Testbericht - Medal of Honor
01.11.2010, 10:36 Uhr | Autor: Güren | 4 Kommentare

Jagd auf die Taliban

Mit "Medal of Honor" versucht EA, erneut seinen Platz an oberster Stelle im Kriegsspiel-Genre zu erobern. Nach dem Krieg der Alliierten gegen die Deutschen im Dritten Reich kommt es jetzt zum Showdown zwischen amerikanischen G.I.s und örtlichen, terroristischen Gruppierungen, den Taliban. Ob "Medal of Honor" den Spieler hier ins Herz trifft oder doch nur ein Streifschuss zustande kommt, könnt ihr in unserem Test nachlesen.

Eingestiegen in die Kampagne wird euch der Weg der USA in den Kampf gegen den globalen Terrorismus geschildert.
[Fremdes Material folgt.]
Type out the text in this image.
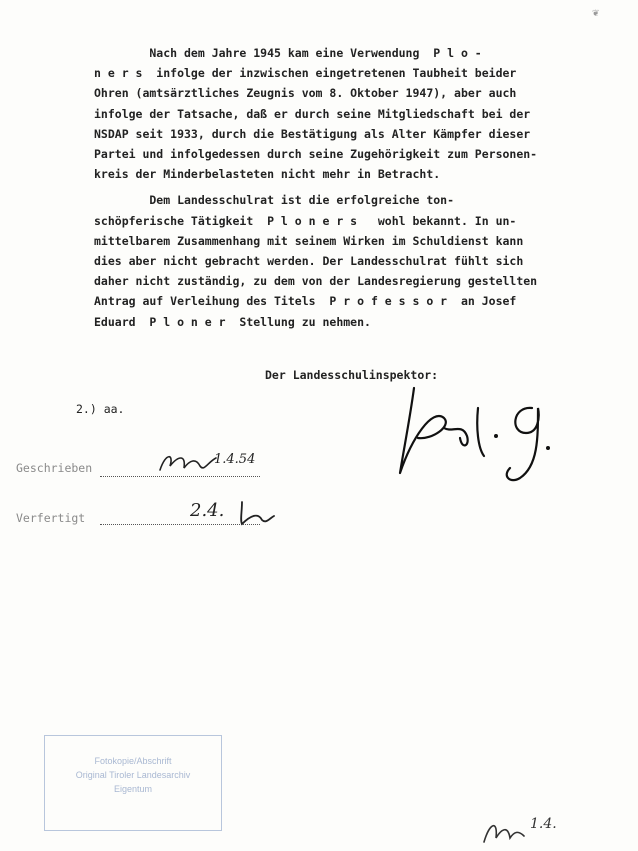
❦
Nach dem Jahre 1945 kam eine Verwendung  P l o -
n e r s  infolge der inzwischen eingetretenen Taubheit beider
Ohren (amtsärztliches Zeugnis vom 8. Oktober 1947), aber auch
infolge der Tatsache, daß er durch seine Mitgliedschaft bei der
NSDAP seit 1933, durch die Bestätigung als Alter Kämpfer dieser
Partei und infolgedessen durch seine Zugehörigkeit zum Personen-
kreis der Minderbelasteten nicht mehr in Betracht.
Dem Landesschulrat ist die erfolgreiche ton-
schöpferische Tätigkeit  P l o n e r s   wohl bekannt. In un-
mittelbarem Zusammenhang mit seinem Wirken im Schuldienst kann
dies aber nicht gebracht werden. Der Landesschulrat fühlt sich
daher nicht zuständig, zu dem von der Landesregierung gestellten
Antrag auf Verleihung des Titels  P r o f e s s o r  an Josef
Eduard  P l o n e r  Stellung zu nehmen.
Der Landesschulinspektor:
2.) aa.
Geschrieben
1.4.54
Verfertigt	2.4.
Fotokopie/Abschrift
Original Tiroler Landesarchiv
Eigentum
1.4.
Kurz danach steckt ihr in der Haut eines Privates, der sich in Afghanistan mit drei anderen G.I.s durchschlagen muss. Neben Rabbit oder Deuce, so eure virtuellen Egos, dürft ihr im Laufe der Kampagne unter anderem einen Ranger steuern, durch den ihr ins Cockpit eines Apache-Kampfhubschraubers gelangt.

"Medal of Honor" behandelt die Operation Anaconda, die Großoffensive der USA gegen den weltweiten Terrorismus und somit ein durchaus realistisches Szenario, kombiniert mit fiktiven Elementen. Durch diesen Realismus entsteht ein klarer Vorteil gegenüber anderen Kriegsspielen der Konkurrenz, die meist nur mit komplett erfundenen Szenarien aufwarten können.
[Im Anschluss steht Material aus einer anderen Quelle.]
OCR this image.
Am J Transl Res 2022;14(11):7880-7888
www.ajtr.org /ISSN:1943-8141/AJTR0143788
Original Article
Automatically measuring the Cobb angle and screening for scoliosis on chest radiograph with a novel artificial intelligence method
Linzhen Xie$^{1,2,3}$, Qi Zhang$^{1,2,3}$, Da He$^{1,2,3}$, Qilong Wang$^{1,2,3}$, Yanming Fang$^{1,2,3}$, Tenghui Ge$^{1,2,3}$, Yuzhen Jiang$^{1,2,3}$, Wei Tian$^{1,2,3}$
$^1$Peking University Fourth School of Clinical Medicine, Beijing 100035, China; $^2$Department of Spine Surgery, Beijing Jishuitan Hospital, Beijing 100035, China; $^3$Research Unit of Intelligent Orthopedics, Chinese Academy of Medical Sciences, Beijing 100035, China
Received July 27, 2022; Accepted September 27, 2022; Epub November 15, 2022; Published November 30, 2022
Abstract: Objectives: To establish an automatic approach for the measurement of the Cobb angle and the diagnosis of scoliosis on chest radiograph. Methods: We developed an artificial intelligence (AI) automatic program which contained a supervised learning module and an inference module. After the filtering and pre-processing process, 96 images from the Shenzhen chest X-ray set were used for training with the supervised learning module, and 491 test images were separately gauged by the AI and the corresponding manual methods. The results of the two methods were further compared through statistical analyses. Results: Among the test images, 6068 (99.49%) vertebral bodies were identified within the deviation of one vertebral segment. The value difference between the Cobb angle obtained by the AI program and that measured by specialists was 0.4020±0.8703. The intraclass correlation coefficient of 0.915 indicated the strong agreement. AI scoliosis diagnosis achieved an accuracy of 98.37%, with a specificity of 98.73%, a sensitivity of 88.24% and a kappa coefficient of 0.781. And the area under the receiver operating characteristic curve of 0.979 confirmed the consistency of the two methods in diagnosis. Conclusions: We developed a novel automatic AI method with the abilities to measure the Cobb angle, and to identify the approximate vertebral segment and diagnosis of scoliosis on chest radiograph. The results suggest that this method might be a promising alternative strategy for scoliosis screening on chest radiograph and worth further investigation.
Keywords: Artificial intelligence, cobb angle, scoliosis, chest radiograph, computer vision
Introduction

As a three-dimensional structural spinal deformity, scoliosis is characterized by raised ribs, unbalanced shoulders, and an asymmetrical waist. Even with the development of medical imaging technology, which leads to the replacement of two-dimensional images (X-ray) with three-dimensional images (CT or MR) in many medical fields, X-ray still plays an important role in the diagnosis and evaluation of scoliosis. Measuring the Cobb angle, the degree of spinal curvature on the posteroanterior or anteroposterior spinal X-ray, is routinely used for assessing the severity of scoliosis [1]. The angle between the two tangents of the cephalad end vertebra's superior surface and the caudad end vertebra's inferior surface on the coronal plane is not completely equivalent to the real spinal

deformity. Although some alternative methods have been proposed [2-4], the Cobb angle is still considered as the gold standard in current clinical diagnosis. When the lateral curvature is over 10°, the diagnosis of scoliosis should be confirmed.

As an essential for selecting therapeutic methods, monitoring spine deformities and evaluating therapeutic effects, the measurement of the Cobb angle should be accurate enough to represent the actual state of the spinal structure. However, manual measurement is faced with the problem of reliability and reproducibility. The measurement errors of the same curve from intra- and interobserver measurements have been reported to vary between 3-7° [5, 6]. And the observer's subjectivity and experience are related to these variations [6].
In der ersten Mission ist euer Ziel ein Treffen mit Tariq, eurem Informanten in Gardez, der Hauptstadt der afghanischen Provinz Paktia. Im Nachhinein entpuppt sich das Treffen, wie so oft, als ein geplanter Hinterhalt der Taliban. So kommt es auch zur Premiere des Waffengebrauchs - Nachdem euch kurz erklärt wird, wie ihr mit eurem Gewehr umzugehen habt, geht es auch schon los. Schusswechsel nach Schusswechsel kämpft ihr euch durch das nächtliche Gardez, in der Hoffnung, euren Informanten doch noch zu finden – Und siehe da, es klappt. Er ist gefesselt an einen Stuhl, mit einem Sack über dem Kopf.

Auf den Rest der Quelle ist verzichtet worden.